Page 5 - @ccess 3 Teacher´s Book
P. 5

For many pupils, learning from teachers must appear to be a mysterious and arbitrarily difficult
                              process, the solution to which may be to concentrate on trying to do and say what appears to be
                             expected — a basically ‘ritual’ solution. A greater emphasis on the importance of language and
                          communication in creating a shared conceptual sense of the meaning and significance of experience
                         and activity may help to make classroom education a more open and explicit business and, therefore
                                                                     a less mysterious and difficult process for pupils.
                                                                          (D. Edwards & N. Mercer, 1988: 169).

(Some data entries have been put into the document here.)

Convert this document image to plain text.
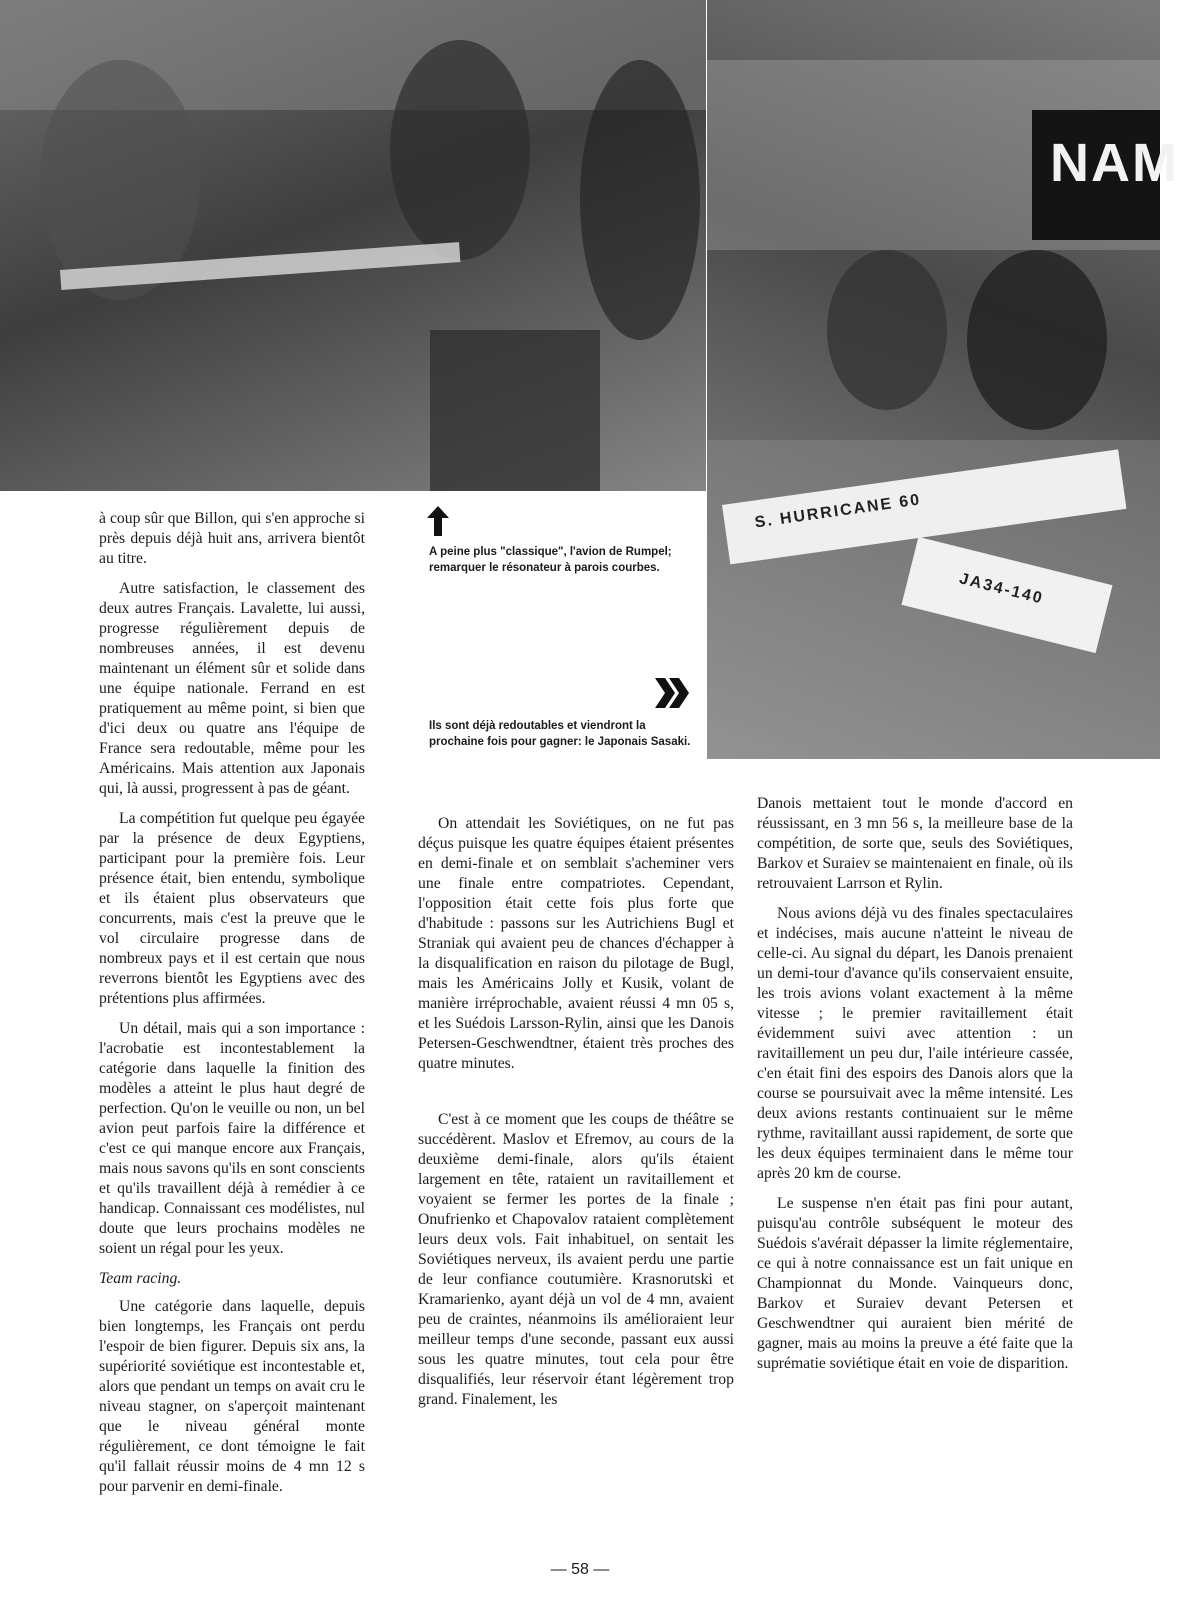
NAM
S. HURRICANE 60
JA34-140
A peine plus "classique", l'avion de Rumpel; remarquer le résonateur à parois courbes.
Ils sont déjà redoutables et viendront la prochaine fois pour gagner: le Japonais Sasaki.

à coup sûr que Billon, qui s'en approche si près depuis déjà huit ans, arrivera bientôt au titre.

Autre satisfaction, le classement des deux autres Français. Lavalette, lui aussi, progresse régulièrement depuis de nombreuses années, il est devenu maintenant un élément sûr et solide dans une équipe nationale. Ferrand en est pratiquement au même point, si bien que d'ici deux ou quatre ans l'équipe de France sera redoutable, même pour les Américains. Mais attention aux Japonais qui, là aussi, progressent à pas de géant.

La compétition fut quelque peu égayée par la présence de deux Egyptiens, participant pour la première fois. Leur présence était, bien entendu, symbolique et ils étaient plus observateurs que concurrents, mais c'est la preuve que le vol circulaire progresse dans de nombreux pays et il est certain que nous reverrons bientôt les Egyptiens avec des prétentions plus affirmées.

Un détail, mais qui a son importance : l'acrobatie est incontestablement la catégorie dans laquelle la finition des modèles a atteint le plus haut degré de perfection. Qu'on le veuille ou non, un bel avion peut parfois faire la différence et c'est ce qui manque encore aux Français, mais nous savons qu'ils en sont conscients et qu'ils travaillent déjà à remédier à ce handicap. Connaissant ces modélistes, nul doute que leurs prochains modèles ne soient un régal pour les yeux.

Team racing.

Une catégorie dans laquelle, depuis bien longtemps, les Français ont perdu l'espoir de bien figurer. Depuis six ans, la supériorité soviétique est incontestable et, alors que pendant un temps on avait cru le niveau stagner, on s'aperçoit maintenant que le niveau général monte régulièrement, ce dont témoigne le fait qu'il fallait réussir moins de 4 mn 12 s pour parvenir en demi-finale.

On attendait les Soviétiques, on ne fut pas déçus puisque les quatre équipes étaient présentes en demi-finale et on semblait s'acheminer vers une finale entre compatriotes. Cependant, l'opposition était cette fois plus forte que d'habitude : passons sur les Autrichiens Bugl et Straniak qui avaient peu de chances d'échapper à la disqualification en raison du pilotage de Bugl, mais les Américains Jolly et Kusik, volant de manière irréprochable, avaient réussi 4 mn 05 s, et les Suédois Larsson-Rylin, ainsi que les Danois Petersen-Geschwendtner, étaient très proches des quatre minutes.

C'est à ce moment que les coups de théâtre se succédèrent. Maslov et Efremov, au cours de la deuxième demi-finale, alors qu'ils étaient largement en tête, rataient un ravitaillement et voyaient se fermer les portes de la finale ; Onufrienko et Chapovalov rataient complètement leurs deux vols. Fait inhabituel, on sentait les Soviétiques nerveux, ils avaient perdu une partie de leur confiance coutumière. Krasnorutski et Kramarienko, ayant déjà un vol de 4 mn, avaient peu de craintes, néanmoins ils amélioraient leur meilleur temps d'une seconde, passant eux aussi sous les quatre minutes, tout cela pour être disqualifiés, leur réservoir étant légèrement trop grand. Finalement, les

Danois mettaient tout le monde d'accord en réussissant, en 3 mn 56 s, la meilleure base de la compétition, de sorte que, seuls des Soviétiques, Barkov et Suraiev se maintenaient en finale, où ils retrouvaient Larrson et Rylin.

Nous avions déjà vu des finales spectaculaires et indécises, mais aucune n'atteint le niveau de celle-ci. Au signal du départ, les Danois prenaient un demi-tour d'avance qu'ils conservaient ensuite, les trois avions volant exactement à la même vitesse ; le premier ravitaillement était évidemment suivi avec attention : un ravitaillement un peu dur, l'aile intérieure cassée, c'en était fini des espoirs des Danois alors que la course se poursuivait avec la même intensité. Les deux avions restants continuaient sur le même rythme, ravitaillant aussi rapidement, de sorte que les deux équipes terminaient dans le même tour après 20 km de course.

Le suspense n'en était pas fini pour autant, puisqu'au contrôle subséquent le moteur des Suédois s'avérait dépasser la limite réglementaire, ce qui à notre connaissance est un fait unique en Championnat du Monde. Vainqueurs donc, Barkov et Suraiev devant Petersen et Geschwendtner qui auraient bien mérité de gagner, mais au moins la preuve a été faite que la suprématie soviétique était en voie de disparition.

— 58 —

                  Dear teacher:


                  Learning a foreign language within an environment where students feel safe, valued,
                  respected, happy and involved in the decision-making process is indispensable in
                  their quest to increase their mastery of the language and their autonomous production
                  thereof. Thus, it is important to emphasize:

                        "...what people do and say (or do by saying) in a classroom. This becomes not
                        only the physical setting of school learning, but also the communicative setting
                        where speaking, listening, reading and writing takes place. A setting where some
                        get amused or bored, where some become friends while others become rivals,
                        where some skills, habits and concepts are learned, while many other things are
                        forgotten. At the end of the day, it is the place where some talk, where the different
                        forms of teachers’ pedagogical discourse interact with the ways in which those who
                        attend our classrooms — on every workable day, like it or not — have of seeing and
                        understanding the world". (Lomas, 2016).

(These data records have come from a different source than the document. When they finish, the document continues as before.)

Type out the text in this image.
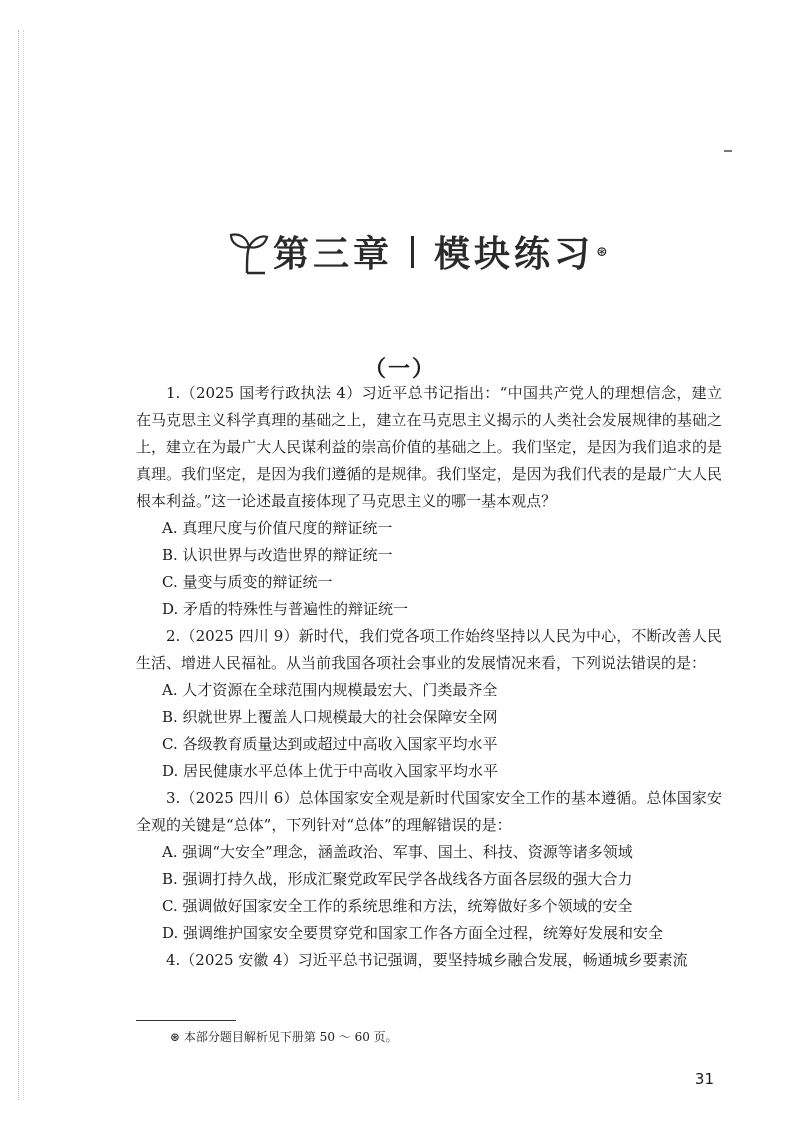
第三章 模块练习 ⊛
（一）

1.（2025 国考行政执法 4）习近平总书记指出：“中国共产党人的理想信念，建立在马克思主义科学真理的基础之上，建立在马克思主义揭示的人类社会发展规律的基础之上，建立在为最广大人民谋利益的崇高价值的基础之上。我们坚定，是因为我们追求的是真理。我们坚定，是因为我们遵循的是规律。我们坚定，是因为我们代表的是最广大人民根本利益。”这一论述最直接体现了马克思主义的哪一基本观点？

A. 真理尺度与价值尺度的辩证统一

B. 认识世界与改造世界的辩证统一

C. 量变与质变的辩证统一

D. 矛盾的特殊性与普遍性的辩证统一

2.（2025 四川 9）新时代，我们党各项工作始终坚持以人民为中心，不断改善人民生活、增进人民福祉。从当前我国各项社会事业的发展情况来看，下列说法错误的是：

A. 人才资源在全球范围内规模最宏大、门类最齐全

B. 织就世界上覆盖人口规模最大的社会保障安全网

C. 各级教育质量达到或超过中高收入国家平均水平

D. 居民健康水平总体上优于中高收入国家平均水平

3.（2025 四川 6）总体国家安全观是新时代国家安全工作的基本遵循。总体国家安全观的关键是“总体”，下列针对“总体”的理解错误的是：

A. 强调“大安全”理念，涵盖政治、军事、国土、科技、资源等诸多领域

B. 强调打持久战，形成汇聚党政军民学各战线各方面各层级的强大合力

C. 强调做好国家安全工作的系统思维和方法，统筹做好多个领域的安全

D. 强调维护国家安全要贯穿党和国家工作各方面全过程，统筹好发展和安全

4.（2025 安徽 4）习近平总书记强调，要坚持城乡融合发展，畅通城乡要素流

⊛ 本部分题目解析见下册第 50 ～ 60 页。
31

                     Most of a student’s lifetime is spent at school. Thus, it is essential to make their
                  stay there a significant experience in learning to live together harmoniously. The base
                  of forming responsible, critical and self-confident citizens is the sharing of worries,
                  preferences and interests, as well as classroom work planning and decisions about what
                  and how to do it with students. With the aim of helping you in the aforementioned tasks,
                  we conceived the didactic pack for second grade of secondary in this @ccess series.
                     From our perspective, it is you who make English learning and the formation of your
                  students possible. Thus, we have crafted a proposal different from those you already
                  know of. In this series, we offer the resources necessary to enable your students to acquire
                  the ten social practices of language set out in the current English syllabus. In order to do
                  so, students will engage in communicative exchanges while creating their own language
                  products, enabling them to learn-while-doing, by means of carefully-crafted models.
                  These were devised with the aim of illustrating the actions involved in the different steps
                  and stages (warm-up, building, closure) in the process of developing a language product.
                     This proposal focuses on the interaction between your students, and between them
                  and the people inside and outside of the school.